Вдруг будто кто толкнул его. Он резко сел, подогнув под себя правую ногу, и уставился на темную стену перед собой. Благодушное состояние исчезло. Он вспомнил, что находится в Сарае, а Москва - далеко-далеко... И от безысходности и тоски впал в уныние и который раз подумал: "Господи, помилуй!"

Он снова улегся в сено и уснул. На этот раз его разбудил скрип отворившейся двери и свет чистого голубого неба.

Пришедших оказалось двое: давешний низенький татарин, Касим, который привел его сюда, и босоногий худенький мальчишка в рваной одежонке и лохматой шапке - Юсуф, как он узнал впоследствии. Мальчишка принес половину сухой лепешки и глиняный кувшинчик с водой. Положил все на земляной пол перед босыми ногами Михаила и вышел. Касим закрыл дверь.

Спустя три дня, вечером, Касим повел Михаила в дом, оставил его в первой комнате с земляным полом, а сам скрылся в соседней, за пологом. Михаилу пришлось ждать долго. Он присел на корточки и прислонился спиной к косяку раскрытой двери.

Наконец появился Касим и поманил его пальцем. Михаил поднялся в соседнюю горницу и по указанию Касима сел у входа. Это было небольшое пустое помещение, служившее приемной, с двумя входами, загороженными ковровыми пологами, небольшим зарешеченным окошком. Лишь в углу её, против Михаила, были постелены один на другой несколько ковров и лежали подушки.

Вдруг раздался звук шагов, шелест жесткой ткани - показался Бабиджа в длинном халате и чалме, а с ним ещё один человек, курносый, худой, с чернильницей на поясе и бумажным свитком в руке.

- Писать будем, - сказал Бабиджа, бегло взглянув на Михаила.

Бабиджа показался Михаилу бледным и вялым. "Уж не болен ли?" - подумал Ознобишин. Действительно, после возвращения бек занемог и провел две бессонные ночи. Он почти ничего не ел за это время и пил только воду, чтобы утолить жажду.

- Сам будешь или он? - указал Бабиджа на молчаливого писца, готового занести все что угодно в развернутый свиток. С ладони Бабиджи свисали черные четки, а костлявые пальцы были унизаны дорогими перстнями. Михаил согласился:

- Напишу.

Писец передал Михаилу бумагу, перо и чернильницу. Михаил осторожно расправил небольшой свиток бумаги на коленях, разгладил его рукой. Бумага была гладкая, белая и прохладная. Перо в его руке начало дрожать, ему было боязно писать на ней, не хотелось марать этой белизны. Он подумал немного и вздохнул.

Бабиджа подсказал:

- Пиши князю Московскому. Пусть выкупает слугу своего. Пусть даст три раза по сто. Тогда отпущу.

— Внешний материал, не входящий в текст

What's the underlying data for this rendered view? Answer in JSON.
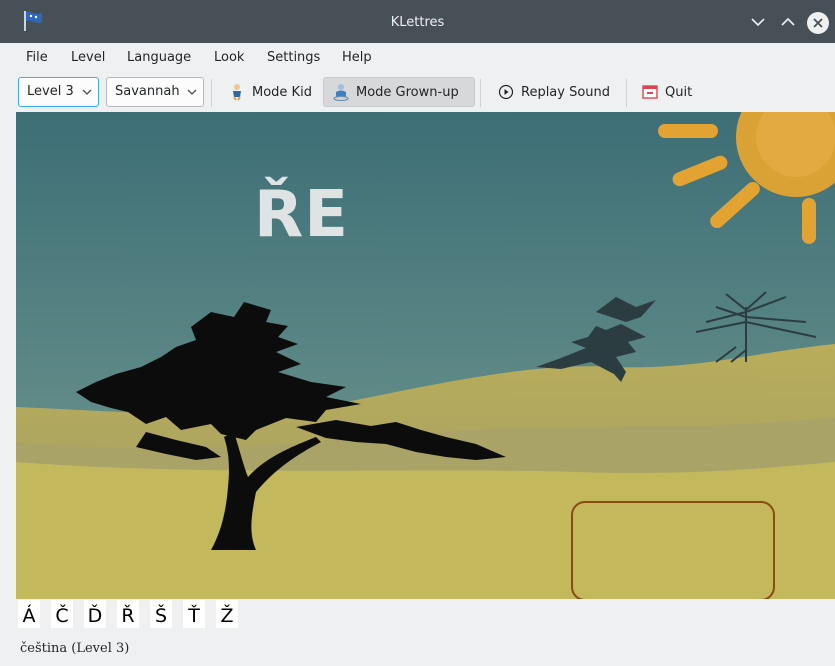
{
  "window": {
    "title": "KLettres"
  },
  "menu": [
    "File",
    "Level",
    "Language",
    "Look",
    "Settings",
    "Help"
  ],
  "toolbar": {
    "level_value": "Level 3",
    "world_value": "Savannah",
    "mode_kid_label": "Mode Kid",
    "mode_grownup_label": "Mode Grown-up",
    "replay_label": "Replay Sound",
    "quit_label": "Quit"
  },
  "game": {
    "shown_word": "ŘE",
    "answer_value": ""
  },
  "special_letters": [
    "Á",
    "Č",
    "Ď",
    "Ř",
    "Š",
    "Ť",
    "Ž"
  ],
  "status": {
    "text": "čeština  (Level 3)"
  },
  "colors": {
    "sky_top": "#3d6e76",
    "sky_bottom": "#7a9492",
    "ground": "#c3b85c",
    "sun": "#e3a332",
    "answer_border": "#8b4a12",
    "titlebar": "#475057"
  },
  "icons": {
    "app": "flag-icon",
    "minimize": "chevron-down-icon",
    "maximize": "chevron-up-icon",
    "close": "close-icon",
    "kid": "kid-icon",
    "grownup": "grownup-icon",
    "replay": "play-circle-icon",
    "quit": "quit-icon"
  }
}
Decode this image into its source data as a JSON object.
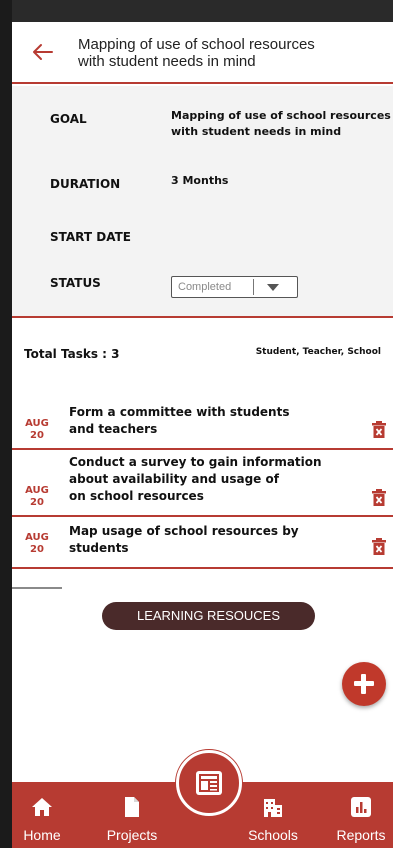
{
  "header": {
    "title_line1": "Mapping of use of school resources",
    "title_line2": "with student needs in mind"
  },
  "details": {
    "goal_label": "GOAL",
    "goal_value_line1": "Mapping of use of school resources",
    "goal_value_line2": "with student needs in mind",
    "duration_label": "DURATION",
    "duration_value": "3 Months",
    "start_date_label": "START DATE",
    "status_label": "STATUS",
    "status_value": "Completed"
  },
  "tasks_summary": {
    "total_label": "Total Tasks : 3",
    "roles": "Student, Teacher, School"
  },
  "tasks": [
    {
      "month": "AUG",
      "day": "20",
      "lines": [
        "Form a committee with students",
        "and teachers"
      ]
    },
    {
      "month": "AUG",
      "day": "20",
      "lines": [
        "Conduct a survey to gain information",
        "about availability and usage of",
        "on school resources"
      ]
    },
    {
      "month": "AUG",
      "day": "20",
      "lines": [
        "Map usage of school resources by",
        "students"
      ]
    }
  ],
  "learning_resources_label": "LEARNING RESOUCES",
  "nav": {
    "home": "Home",
    "projects": "Projects",
    "schools": "Schools",
    "reports": "Reports"
  },
  "colors": {
    "accent": "#b73b32",
    "dark_button": "#4a2a2a",
    "info_bg": "#f3f3f3"
  },
  "icons": [
    "back-arrow-icon",
    "trash-icon",
    "plus-icon",
    "home-icon",
    "document-icon",
    "building-icon",
    "bar-chart-icon",
    "newspaper-icon"
  ]
}
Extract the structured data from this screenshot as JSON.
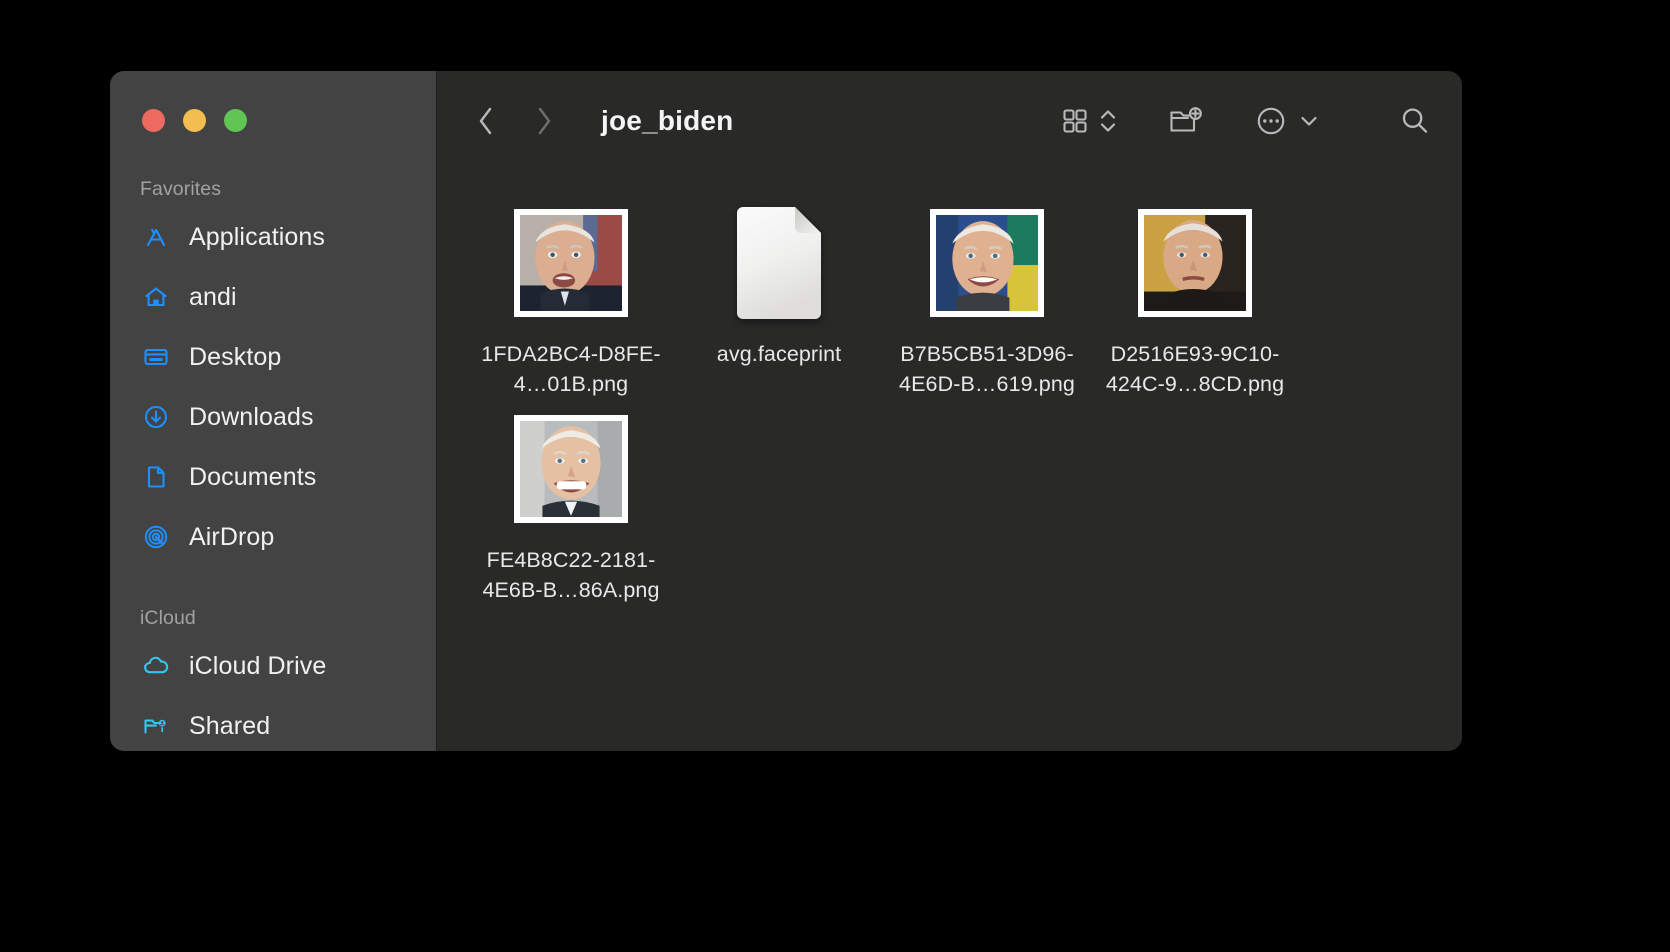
{
  "window": {
    "traffic_lights": [
      {
        "name": "close",
        "color": "#ec6a5f"
      },
      {
        "name": "minimize",
        "color": "#f4bd4f"
      },
      {
        "name": "maximize",
        "color": "#61c554"
      }
    ]
  },
  "sidebar": {
    "sections": [
      {
        "title": "Favorites",
        "items": [
          {
            "label": "Applications",
            "icon": "applications-icon",
            "color": "#1e8fff"
          },
          {
            "label": "andi",
            "icon": "home-icon",
            "color": "#1e8fff"
          },
          {
            "label": "Desktop",
            "icon": "desktop-icon",
            "color": "#1e8fff"
          },
          {
            "label": "Downloads",
            "icon": "downloads-icon",
            "color": "#1e8fff"
          },
          {
            "label": "Documents",
            "icon": "documents-icon",
            "color": "#1e8fff"
          },
          {
            "label": "AirDrop",
            "icon": "airdrop-icon",
            "color": "#1e8fff"
          }
        ]
      },
      {
        "title": "iCloud",
        "items": [
          {
            "label": "iCloud Drive",
            "icon": "cloud-icon",
            "color": "#31c7f0"
          },
          {
            "label": "Shared",
            "icon": "shared-folder-icon",
            "color": "#31c7f0"
          }
        ]
      }
    ]
  },
  "toolbar": {
    "back_label": "Back",
    "forward_label": "Forward",
    "title": "joe_biden",
    "view_label": "Icon view",
    "new_folder_label": "New Folder",
    "more_label": "More",
    "search_label": "Search"
  },
  "files": [
    {
      "name": "1FDA2BC4-D8FE-4…01B.png",
      "kind": "photo",
      "thumb": {
        "style": "portrait-flag",
        "skin": "#d9a98d",
        "bg": "#b8b0a8",
        "accent": "#9b4a45"
      }
    },
    {
      "name": "avg.faceprint",
      "kind": "document",
      "thumb": {
        "style": "blank-document"
      }
    },
    {
      "name": "B7B5CB51-3D96-4E6D-B…619.png",
      "kind": "photo",
      "thumb": {
        "style": "portrait-smile",
        "skin": "#e0b190",
        "bg": "#2b4f8e",
        "accent": "#d8c43a"
      }
    },
    {
      "name": "D2516E93-9C10-424C-9…8CD.png",
      "kind": "photo",
      "thumb": {
        "style": "portrait-serious",
        "skin": "#d9a884",
        "bg": "#caa243",
        "accent": "#2a2420"
      }
    },
    {
      "name": "FE4B8C22-2181-4E6B-B…86A.png",
      "kind": "photo",
      "thumb": {
        "style": "portrait-grin",
        "skin": "#e6c0a2",
        "bg": "#b9bcbd",
        "accent": "#ffffff"
      }
    }
  ],
  "colors": {
    "window_bg": "#292928",
    "sidebar_bg": "#434343",
    "accent_blue": "#1e8fff",
    "accent_cyan": "#31c7f0",
    "text_primary": "#f1f1f1",
    "text_secondary": "#a2a2a2"
  }
}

"Экось, чего захотел! Как же, даст тебе князь столько серебра за тиуна! Такова отродясь не бывало!" - подумал Михаил и стал водить пером по бумаге, вырисовывая, как умел, каждую буковку. Слова ему давались с трудом, буквы ложились вкривь и вкось. Он весь взмок и совершенно измучился, пока начеркал с десяток слов.

- Напиши, чтобы понял, от кого грамота, - сказал Бабиджа и почесал запавшую щеку. - Как там тебя, урус? - Михаил сказал, а Бабиджа продолжал: - Вот так и напиши. От тиуна, мол, Озноби.

В конце своего послания Михаил вставил несколько слов, чтобы нельзя было понять, от кого письмо, и имя свое изменил, написал не Ознобишин, а Озноби, как бек велел.

Бабиджа взял лист, поглядел на славянские письмена, ничего не понял и передал писцу. Тот уткнулся носом в самый лист и стал водить пальцем под каждым словом, шевеля губами, тоже мало что разобрал, но, чтобы не ударить лицом в грязь и получить вознаграждение, сказал утвердительно, что написано как надо.

- Хорошо, - проговорил Бабиджа и махнул рукой Ознобишину. - А теперь иди!

Глава восьмая

Касим отвел Михаила в самый конец двора. Там за лачугой, в которой Михаил провел несколько дней, неподалеку от каменной внешней ограды, располагалась землянка, крытая дерном. К ней вела тропа, прерываемая ямой. В склоне ямы прорыты полуобвалившиеся земляные ступеньки, спускающиеся к чернотой зияющему входу.

Михаил присел на корточки перед входом и заглянул внутрь. Тяжелый кисловатый запах непроветриваемого жилища и немытых человеческих тел заставил его отстраниться и с недоумением оглянуться на Касима. Тот стоял над ним на краю ямы - толстый, надменный. Движением руки он приказал Михаилу лезть туда, а сам, сплюнув с презрением, удалился.

Ознобишин посидел в нерешительности, не зная, что делать. В тусклом вечернем свете он едва различил двух человек, лежащих перед входом. Голова первого, вся заросшая волосами, поднялась на тонкой жилистой шее, и на него уставились два светлых круглых глаза.





- Чего боишься? Лезь давай! - раздалось вдруг, и хотя это прозвучало не слишком любезно, но родная речь так обрадовала его, что он радушно улыбнулся этому бедолаге, как своему близкому, и полез в землянку.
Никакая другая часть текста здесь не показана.